UN climate talks kicked off in Baku, Azerbaijan, with a call by UN chief Antonio Guterres for much closer global cooperation including provision of trillions of dollars in investments and aid to poorer countries.
“Climate finance is not charity, it’s an investment. Climate action is not optional, it’s an imperative. Both are indispensable: to a livable world for all humanity.” he told delegates.
“The sound you hear is the ticking clock. We are in the final countdown to limit global temperature rise to 1.5 degrees Celsius. And time is not on our side.”
US President elect Donald Trump is the Damocles sword hanging over the talks and future efforts to fight climate change although President Joe Biden, who is not attending, has sent a team led by US climate envoy John Podesta.
During his presidential campaign, Trump pledged to deregulate the energy sector, encourage the oil and gas industry to expand unhindered, and pull the US from the 2015 Paris climate agreement which is the legally binding treaty undergirding COP29.
It committed the US and 195 other countries to urgently take concrete steps to avoid the worst impacts of the climate crisis, in particular by limiting global temperature to a rise of 1.5 degrees Celsius.
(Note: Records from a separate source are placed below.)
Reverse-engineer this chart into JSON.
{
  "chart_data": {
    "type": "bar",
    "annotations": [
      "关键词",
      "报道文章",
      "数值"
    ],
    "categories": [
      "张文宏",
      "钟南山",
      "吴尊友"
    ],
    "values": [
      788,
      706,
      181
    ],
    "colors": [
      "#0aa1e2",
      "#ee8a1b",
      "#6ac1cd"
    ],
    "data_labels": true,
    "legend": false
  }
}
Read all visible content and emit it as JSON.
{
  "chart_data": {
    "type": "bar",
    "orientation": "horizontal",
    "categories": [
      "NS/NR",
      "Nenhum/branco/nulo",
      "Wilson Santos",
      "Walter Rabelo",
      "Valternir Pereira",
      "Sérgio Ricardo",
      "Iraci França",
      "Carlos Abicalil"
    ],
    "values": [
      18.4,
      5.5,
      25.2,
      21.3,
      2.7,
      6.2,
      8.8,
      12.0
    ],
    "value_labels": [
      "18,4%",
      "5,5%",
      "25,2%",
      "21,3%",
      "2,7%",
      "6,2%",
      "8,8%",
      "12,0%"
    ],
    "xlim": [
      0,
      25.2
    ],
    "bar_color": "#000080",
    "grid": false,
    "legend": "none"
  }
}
UN experts and others warn that the limit has already been breached.
Guterres’s urgent call had a wistful ring although he held out hope because of the expanding role of clean energies and falling costs in recent years. The sums of money required are so huge that COP29 negotiators are unlikely to reach agreement partly because almost all rich Western governments are burdened by crippling debt.
Some hope emerges from UN estimates that the world had 180 gigawatts of clean energy and 700,000 electric vehicles in 2016 when Trump was first elected. Now it has 600 gigawatts of clean energy and 14 million electric vehicles.
But a negotiating bloc comprising the 134-nation G77 group of developing countries and China has for the first time put forward a demand of $1.3 trillion climate finance every year. That seems unrealistic since an earlier rich country pledge of $100 billion annually was never fulfilled.
No country can rely on whatever promises Podesta makes in Baku because Trump does not believe that the climate-related disasters for humankind predicted by UN experts are likely to occur.
The US and its partners in the G7 group of rich countries will be expected to provide most of the annual funding since they have been by far the worst polluters accelerating climate change historically. Trump is unimpressed by such arguments.
UN experts think the entire world economy could collapse if countries are unable to strengthen their supply chains in the face of rising costs linked to climate shocks, including frequent hurricanes, climate disasters and other adverse impacts like falling water levels in the Panama Canal which are dramatically impacting shipping volumes.
The Climate Policy Initiative, a think tank, estimates that $9 trillion in climate finance will be required every year by 2030, jumping to $10 trillion between 2031 and 2050. A UN trade and development agency (UNCTAD) has suggested $500 billion as a floor to launch from in 2025, with the goal of raising $1.5 trillion by 2030.
The incoming Trump administration will baulk at such massive wealth transfers to developing countries without quid pro quo even if it does not withdraw from the Paris climate accord, as it did in his first term.
Poorer countries are also seeking money for a new “Fund for Responding to Loss and Damage” to finance recovery in developing countries from climate-related disasters, since mitigating or adapting to climate change cannot prevent them.
More than 65,000 delegates have registered to attend the Baku talks potentially making it the second-largest COP on record after last year’s COP28 in Dubai.